Truesdell doesn’t think this is right.

He tells Stossel, “Anybody that draws breath ought to be allowed to work. Who gives the big man the right to say, ‘You can’t work here?'”

“The government. The law,” Stossel responds.

Then “Kentucky ought to change that law,” says Truesdell.

To do that, he and his daughter are working with the Pacific Legal Foundation, which filed a lawsuit with the goal of getting CON laws declared unconstitutional.

Kentucky authorities and established companies resist. One ambulance provider told us, “When saturating a community with more [Emergency Medical Services] than it can financially support, all agencies become watered down.”

Truesdell’s attorney, Anastasia Boden, calls that “absurd.” She tells Stossel, “It is an abuse of government power to restrict somebody’s right to earn a living. [It’s] just as a handout to the other businesses.”

“It’s not a handout. It’s protecting a vital service,” Stossel pushes back.

“It’s protecting a vital service for the current operators only,” she responds.

Boden says we need competition, “because competition has been the driving force of innovation, lower prices, and better services.”

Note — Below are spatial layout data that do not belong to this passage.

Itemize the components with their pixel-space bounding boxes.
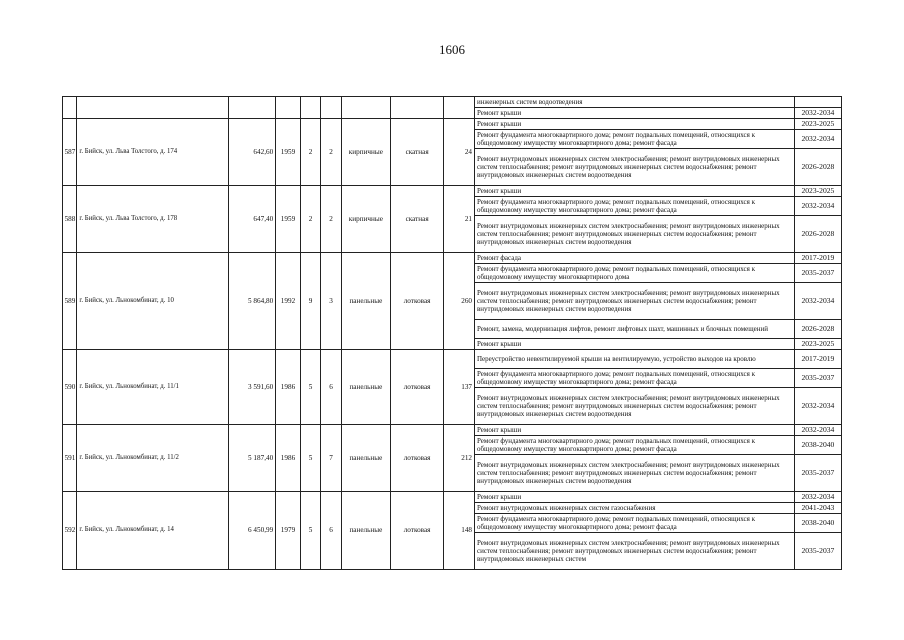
period-cell: 2032-2034	[794, 492, 841, 503]
continuation-empty-cell	[300, 97, 321, 119]
floors-count: 9	[300, 253, 321, 350]
table-row	[63, 253, 842, 264]
year-built: 1986	[276, 350, 301, 425]
period-cell: 2017-2019	[794, 253, 841, 264]
table-row	[63, 425, 842, 436]
table-row	[63, 119, 842, 130]
house-address: г. Бийск, ул. Льнокомбинат, д. 10	[77, 253, 229, 350]
page-number: 1606	[439, 42, 465, 57]
wall-material: панельные	[341, 425, 390, 492]
period-cell: 2035-2037	[794, 533, 841, 570]
wall-material: панельные	[341, 492, 390, 570]
floors-count: 5	[300, 425, 321, 492]
row-number: 592	[63, 492, 77, 570]
residents-count: 21	[444, 186, 475, 253]
residents-count: 260	[444, 253, 475, 350]
continuation-empty-cell	[341, 97, 390, 119]
period-cell: 2023-2025	[794, 186, 841, 197]
house-address: г. Бийск, ул. Льнокомбинат, д. 11/1	[77, 350, 229, 425]
period-cell: 2038-2040	[794, 436, 841, 455]
work-cell: Ремонт фасада	[475, 253, 795, 264]
work-cell: Ремонт крыши	[475, 492, 795, 503]
continuation-empty-cell	[321, 97, 342, 119]
work-cell: Ремонт крыши	[475, 108, 795, 119]
period-cell: 2023-2025	[794, 339, 841, 350]
work-cell: Ремонт фундамента многоквартирного дома; ремонт подвальных помещений, относящихся к общедомовому имуществу многоквартирного дома; ремонт фасада	[475, 197, 795, 216]
roof-type: скатная	[390, 186, 443, 253]
period-cell: 2038-2040	[794, 514, 841, 533]
total-area: 642,60	[229, 119, 276, 186]
floors-count: 5	[300, 492, 321, 570]
period-cell: 2032-2034	[794, 425, 841, 436]
entrances-count: 6	[321, 492, 342, 570]
row-number: 588	[63, 186, 77, 253]
entrances-count: 2	[321, 186, 342, 253]
residents-count: 137	[444, 350, 475, 425]
total-area: 5 864,80	[229, 253, 276, 350]
table-row	[63, 350, 842, 369]
year-built: 1959	[276, 186, 301, 253]
period-cell: 2026-2028	[794, 216, 841, 253]
period-cell: 2035-2037	[794, 264, 841, 283]
table-row	[63, 186, 842, 197]
row-number: 589	[63, 253, 77, 350]
residents-count: 148	[444, 492, 475, 570]
period-cell: 2032-2034	[794, 283, 841, 320]
work-cell: Ремонт фундамента многоквартирного дома; ремонт подвальных помещений, относящихся к общедомовому имуществу многоквартирного дома; ремонт фасада	[475, 514, 795, 533]
continuation-empty-cell	[444, 97, 475, 119]
year-built: 1979	[276, 492, 301, 570]
entrances-count: 6	[321, 350, 342, 425]
continuation-empty-cell	[276, 97, 301, 119]
total-area: 3 591,60	[229, 350, 276, 425]
work-cell: Ремонт фундамента многоквартирного дома; ремонт подвальных помещений, относящихся к общедомовому имуществу многоквартирного дома; ремонт фасада	[475, 130, 795, 149]
year-built: 1959	[276, 119, 301, 186]
period-cell: 2035-2037	[794, 369, 841, 388]
house-address: г. Бийск, ул. Льва Толстого, д. 178	[77, 186, 229, 253]
period-cell: 2026-2028	[794, 320, 841, 339]
wall-material: панельные	[341, 253, 390, 350]
work-cell: Ремонт фундамента многоквартирного дома; ремонт подвальных помещений, относящихся к общедомовому имуществу многоквартирного дома; ремонт фасада	[475, 369, 795, 388]
total-area: 5 187,40	[229, 425, 276, 492]
continuation-row	[63, 97, 842, 108]
wall-material: панельные	[341, 350, 390, 425]
work-cell: Ремонт фундамента многоквартирного дома; ремонт подвальных помещений, относящихся к общедомовому имуществу многоквартирного дома; ремонт фасада	[475, 436, 795, 455]
floors-count: 5	[300, 350, 321, 425]
entrances-count: 2	[321, 119, 342, 186]
work-cell: Ремонт внутридомовых инженерных систем электроснабжения; ремонт внутридомовых инженерных систем теплоснабжения; ремонт внутридомовых инженерных систем водоснабжения; ремонт внутридомовых инженерных систем водоотведения	[475, 216, 795, 253]
period-cell: 2032-2034	[794, 130, 841, 149]
period-cell: 2041-2043	[794, 503, 841, 514]
work-cell: Ремонт внутридомовых инженерных систем электроснабжения; ремонт внутридомовых инженерных систем теплоснабжения; ремонт внутридомовых инженерных систем водоснабжения; ремонт внутридомовых инженерных систем водоотведения	[475, 455, 795, 492]
row-number: 591	[63, 425, 77, 492]
continuation-empty-cell	[77, 97, 229, 119]
floors-count: 2	[300, 119, 321, 186]
continuation-empty-cell	[390, 97, 443, 119]
table-row	[63, 492, 842, 503]
roof-type: лотковая	[390, 425, 443, 492]
year-built: 1986	[276, 425, 301, 492]
work-cell: Ремонт крыши	[475, 339, 795, 350]
work-cell: Ремонт внутридомовых инженерных систем электроснабжения; ремонт внутридомовых инженерных систем теплоснабжения; ремонт внутридомовых инженерных систем водоснабжения; ремонт внутридомовых инженерных систем водоотведения	[475, 388, 795, 425]
period-cell: 2026-2028	[794, 149, 841, 186]
floors-count: 2	[300, 186, 321, 253]
period-cell: 2023-2025	[794, 119, 841, 130]
residents-count: 24	[444, 119, 475, 186]
wall-material: кирпичные	[341, 119, 390, 186]
period-cell: 2017-2019	[794, 350, 841, 369]
row-number: 590	[63, 350, 77, 425]
continuation-empty-cell	[63, 97, 77, 119]
work-cell: Ремонт крыши	[475, 186, 795, 197]
work-cell: Ремонт внутридомовых инженерных систем газоснабжения	[475, 503, 795, 514]
period-cell: 2032-2034	[794, 197, 841, 216]
year-built: 1992	[276, 253, 301, 350]
entrances-count: 3	[321, 253, 342, 350]
row-number: 587	[63, 119, 77, 186]
work-cell: Ремонт внутридомовых инженерных систем электроснабжения; ремонт внутридомовых инженерных систем теплоснабжения; ремонт внутридомовых инженерных систем водоснабжения; ремонт внутридомовых инженерных систем водоотведения	[475, 149, 795, 186]
period-cell: 2035-2037	[794, 455, 841, 492]
repair-program-table	[62, 96, 842, 570]
work-cell: инженерных систем водоотведения	[475, 97, 795, 108]
work-cell: Ремонт, замена, модернизация лифтов, ремонт лифтовых шахт, машинных и блочных помещений	[475, 320, 795, 339]
period-cell: 2032-2034	[794, 388, 841, 425]
roof-type: лотковая	[390, 350, 443, 425]
residents-count: 212	[444, 425, 475, 492]
roof-type: скатная	[390, 119, 443, 186]
work-cell: Ремонт фундамента многоквартирного дома; ремонт подвальных помещений, относящихся к общедомовому имуществу многоквартирного дома	[475, 264, 795, 283]
period-cell: 2032-2034	[794, 108, 841, 119]
work-cell: Ремонт внутридомовых инженерных систем электроснабжения; ремонт внутридомовых инженерных систем теплоснабжения; ремонт внутридомовых инженерных систем водоснабжения; ремонт внутридомовых инженерных систем	[475, 533, 795, 570]
roof-type: лотковая	[390, 492, 443, 570]
total-area: 647,40	[229, 186, 276, 253]
wall-material: кирпичные	[341, 186, 390, 253]
roof-type: лотковая	[390, 253, 443, 350]
work-cell: Ремонт внутридомовых инженерных систем электроснабжения; ремонт внутридомовых инженерных систем теплоснабжения; ремонт внутридомовых инженерных систем водоснабжения; ремонт внутридомовых инженерных систем водоотведения	[475, 283, 795, 320]
entrances-count: 7	[321, 425, 342, 492]
house-address: г. Бийск, ул. Льнокомбинат, д. 11/2	[77, 425, 229, 492]
house-address: г. Бийск, ул. Льнокомбинат, д. 14	[77, 492, 229, 570]
work-cell: Переустройство невентилируемой крыши на вентилируемую, устройство выходов на кровлю	[475, 350, 795, 369]
period-cell	[794, 97, 841, 108]
house-address: г. Бийск, ул. Льва Толстого, д. 174	[77, 119, 229, 186]
work-cell: Ремонт крыши	[475, 425, 795, 436]
work-cell: Ремонт крыши	[475, 119, 795, 130]
continuation-empty-cell	[229, 97, 276, 119]
total-area: 6 450,99	[229, 492, 276, 570]
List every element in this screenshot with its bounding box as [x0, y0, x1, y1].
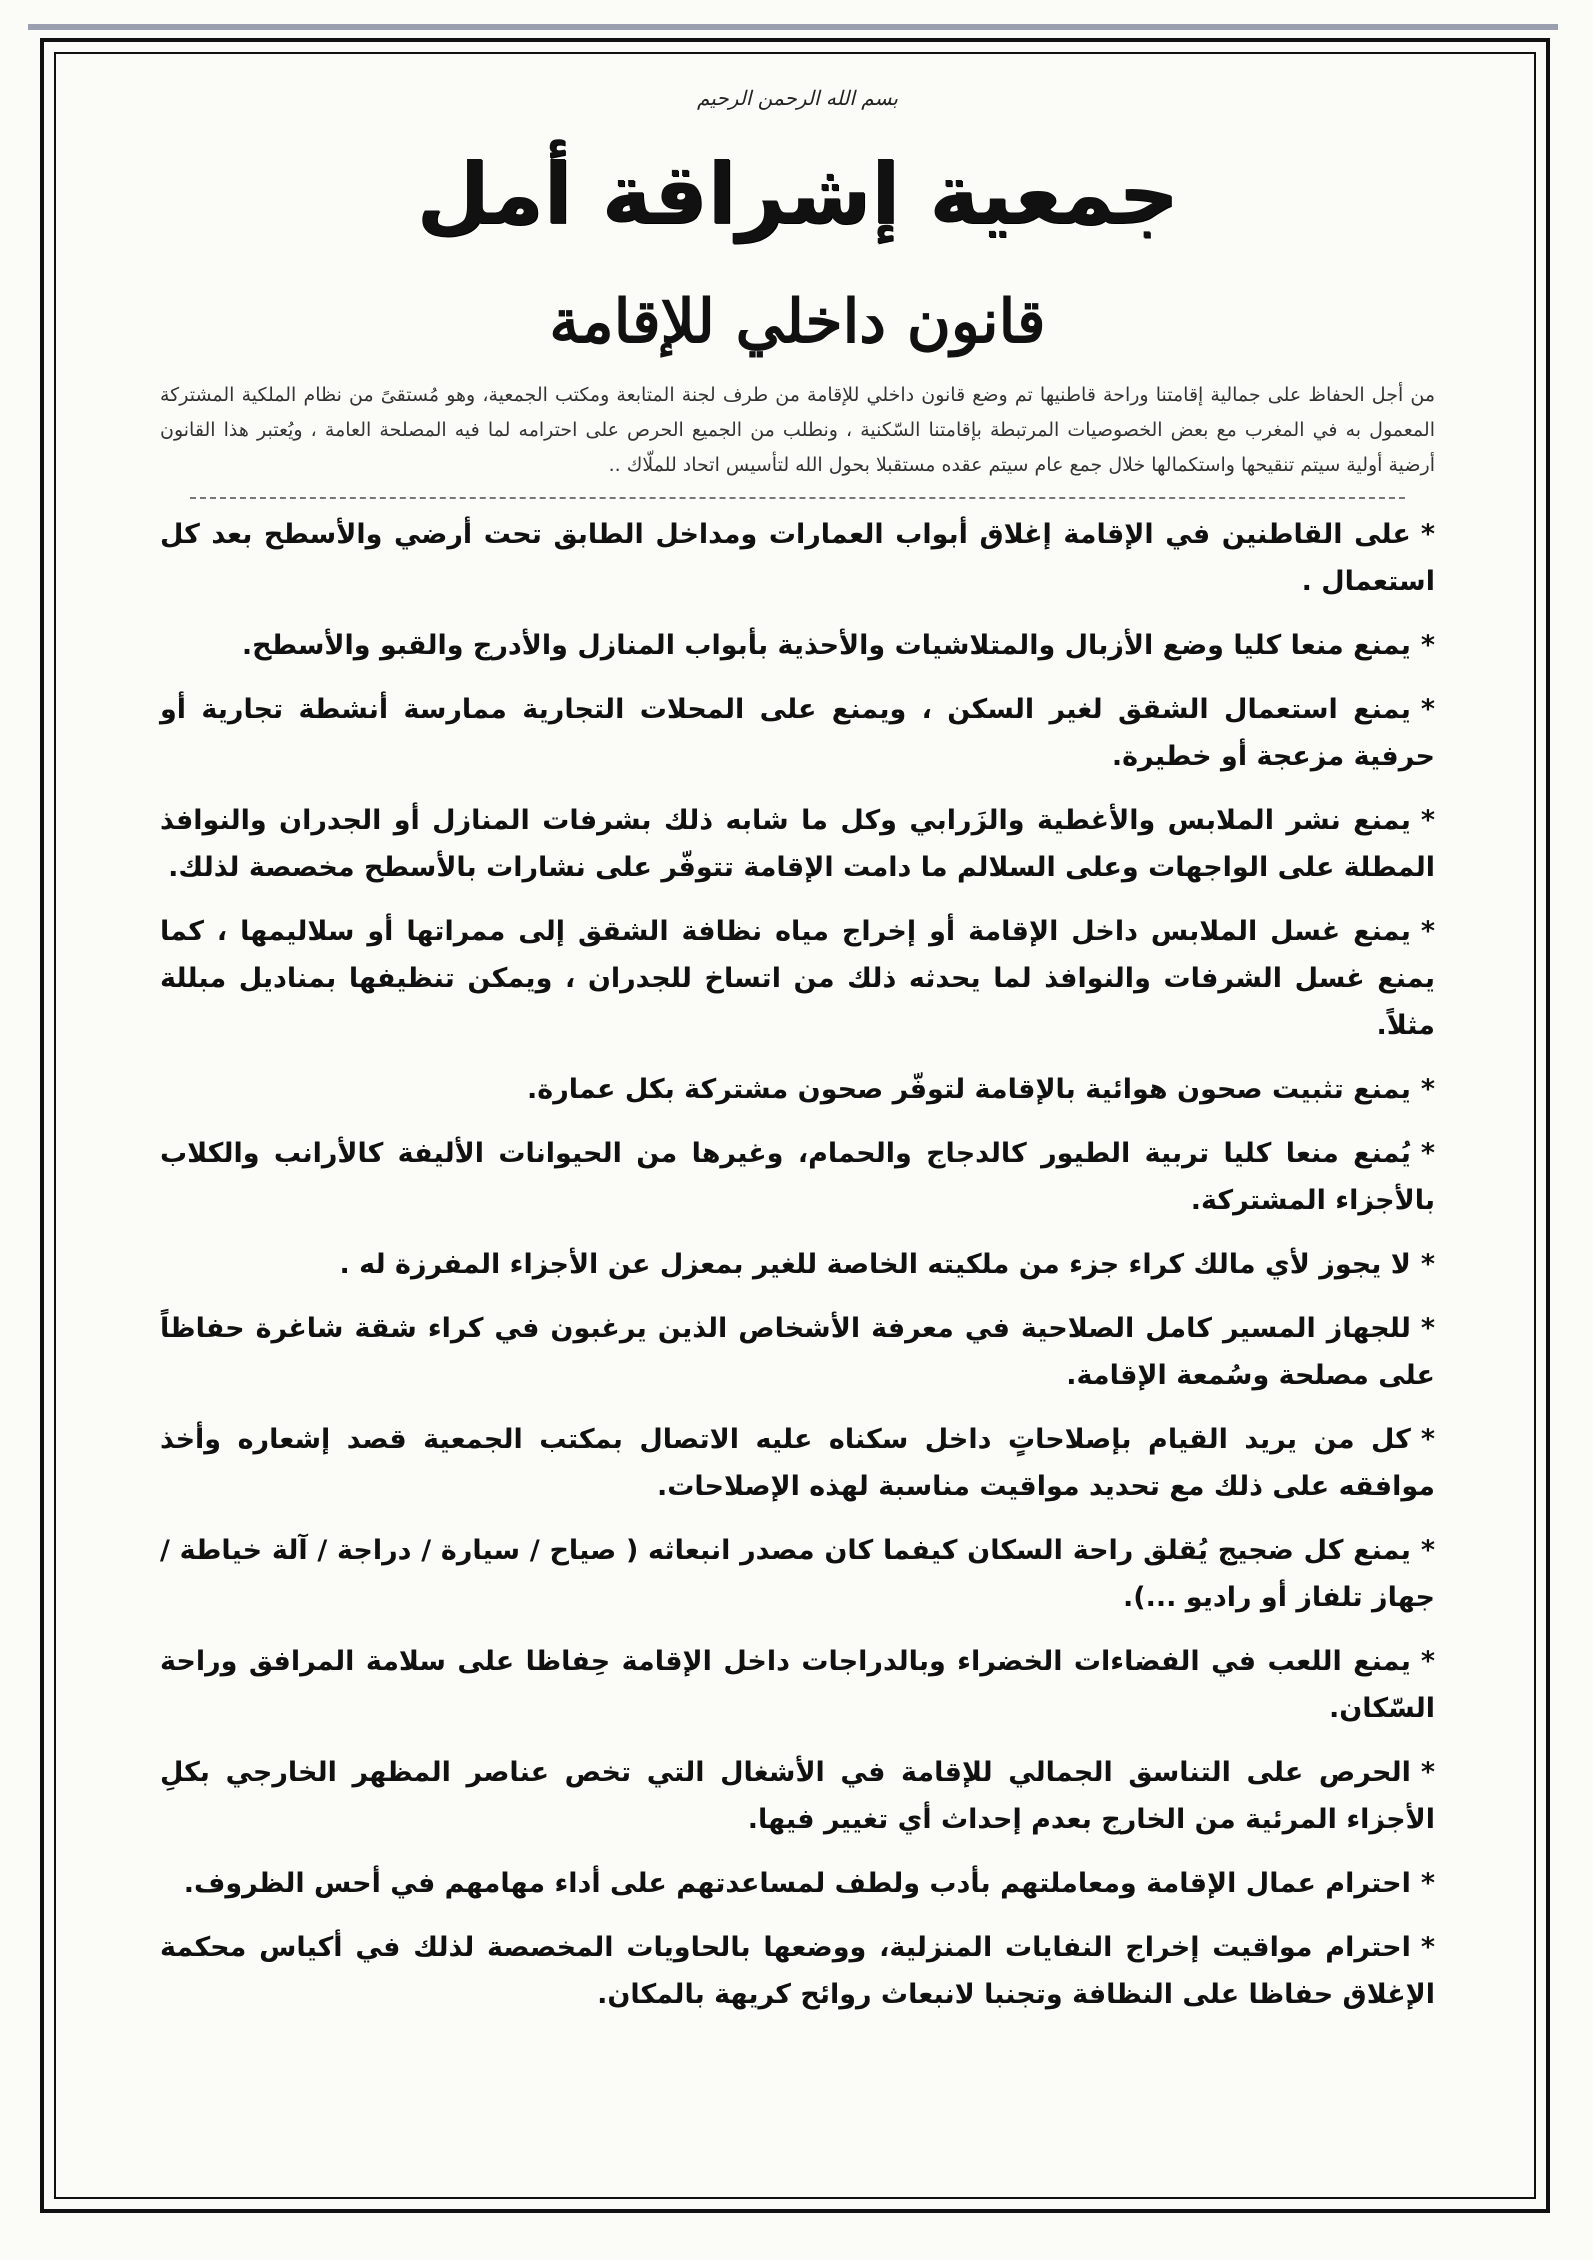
rule-text: يمنع كل ضجيج يُقلق راحة السكان كيفما كان مصدر انبعاثه ( صياح / سيارة / دراجة / آلة خياطة / جهاز تلفاز أو راديو ...).	[160, 1535, 1435, 1613]
rule-text: يمنع اللعب في الفضاءات الخضراء وبالدراجات داخل الإقامة حِفاظا على سلامة المرافق وراحة السّكان.	[160, 1646, 1435, 1724]
rule-text: يُمنع منعا كليا تربية الطيور كالدجاج والحمام، وغيرها من الحيوانات الأليفة كالأرانب والكلاب بالأجزاء المشتركة.	[160, 1138, 1435, 1216]
bullet-star: *	[1420, 1313, 1435, 1344]
rule-text: يمنع استعمال الشقق لغير السكن ، ويمنع على المحلات التجارية ممارسة أنشطة تجارية أو حرفية مزعجة أو خطيرة.	[160, 694, 1435, 772]
bullet-star: *	[1420, 1646, 1435, 1677]
rule-text: يمنع نشر الملابس والأغطية والزَرابي وكل ما شابه ذلك بشرفات المنازل أو الجدران والنوافذ المطلة على الواجهات وعلى السلالم ما دامت الإقامة تتوفّر على نشارات بالأسطح مخصصة لذلك.	[160, 805, 1435, 883]
intro-paragraph: من أجل الحفاظ على جمالية إقامتنا وراحة قاطنيها تم وضع قانون داخلي للإقامة من طرف لجنة المتابعة ومكتب الجمعية، وهو مُستقىً من نظام الملكية المشتركة المعمول به في المغرب مع بعض الخصوصيات المرتبطة بإقامتنا السّكنية ، ونطلب من الجميع الحرص على احترامه لما فيه المصلحة العامة ، ويُعتبر هذا القانون أرضية أولية سيتم تنقيحها واستكمالها خلال جمع عام سيتم عقده مستقبلا بحول الله لتأسيس اتحاد للملّاك ..	[160, 384, 1435, 476]
bullet-star: *	[1420, 1868, 1435, 1899]
rule-item	[160, 797, 1435, 891]
rule-item	[160, 1860, 1435, 1907]
basmala: بسم الله الرحمن الرحيم	[696, 86, 898, 110]
rule-item	[160, 686, 1435, 780]
rule-item	[160, 622, 1435, 669]
rule-item	[160, 1749, 1435, 1843]
bullet-star: *	[1420, 805, 1435, 836]
rule-item	[160, 1527, 1435, 1621]
rule-text: يمنع غسل الملابس داخل الإقامة أو إخراج مياه نظافة الشقق إلى ممراتها أو سلاليمها ، كما يمنع غسل الشرفات والنوافذ لما يحدثه ذلك من اتساخ للجدران ، ويمكن تنظيفها بمناديل مبللة مثلاً.	[160, 916, 1435, 1041]
rules-list	[160, 511, 1435, 2018]
rule-text: يمنع تثبيت صحون هوائية بالإقامة لتوفّر صحون مشتركة بكل عمارة.	[527, 1074, 1411, 1105]
rule-item	[160, 1241, 1435, 1288]
document-body	[160, 86, 1435, 2035]
rule-item	[160, 1305, 1435, 1399]
rule-text: يمنع منعا كليا وضع الأزبال والمتلاشيات والأحذية بأبواب المنازل والأدرج والقبو والأسطح.	[241, 630, 1411, 661]
rule-text: احترام عمال الإقامة ومعاملتهم بأدب ولطف لمساعدتهم على أداء مهامهم في أحس الظروف.	[183, 1868, 1411, 1899]
rule-item	[160, 1066, 1435, 1113]
rule-text: لا يجوز لأي مالك كراء جزء من ملكيته الخاصة للغير بمعزل عن الأجزاء المفرزة له .	[339, 1249, 1411, 1280]
bullet-star: *	[1420, 1424, 1435, 1455]
bullet-star: *	[1420, 1249, 1435, 1280]
rule-item	[160, 1638, 1435, 1732]
bullet-star: *	[1420, 1757, 1435, 1788]
rule-text: كل من يريد القيام بإصلاحاتٍ داخل سكناه عليه الاتصال بمكتب الجمعية قصد إشعاره وأخذ موافقه على ذلك مع تحديد مواقيت مناسبة لهذه الإصلاحات.	[160, 1424, 1435, 1502]
top-edge-rule	[28, 24, 1558, 30]
bullet-star: *	[1420, 519, 1435, 550]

Stossel agrees: “Competition works! CON laws are a bad deal for both consumers and entrepreneurs. No one should have to ask permission to compete.”

The views expressed in this video are solely those of John Stossel; his independent production company, Stossel Productions; and the people he interviews. The claims and opinions set forth in the video and accompanying text are not necessarily those of Reason.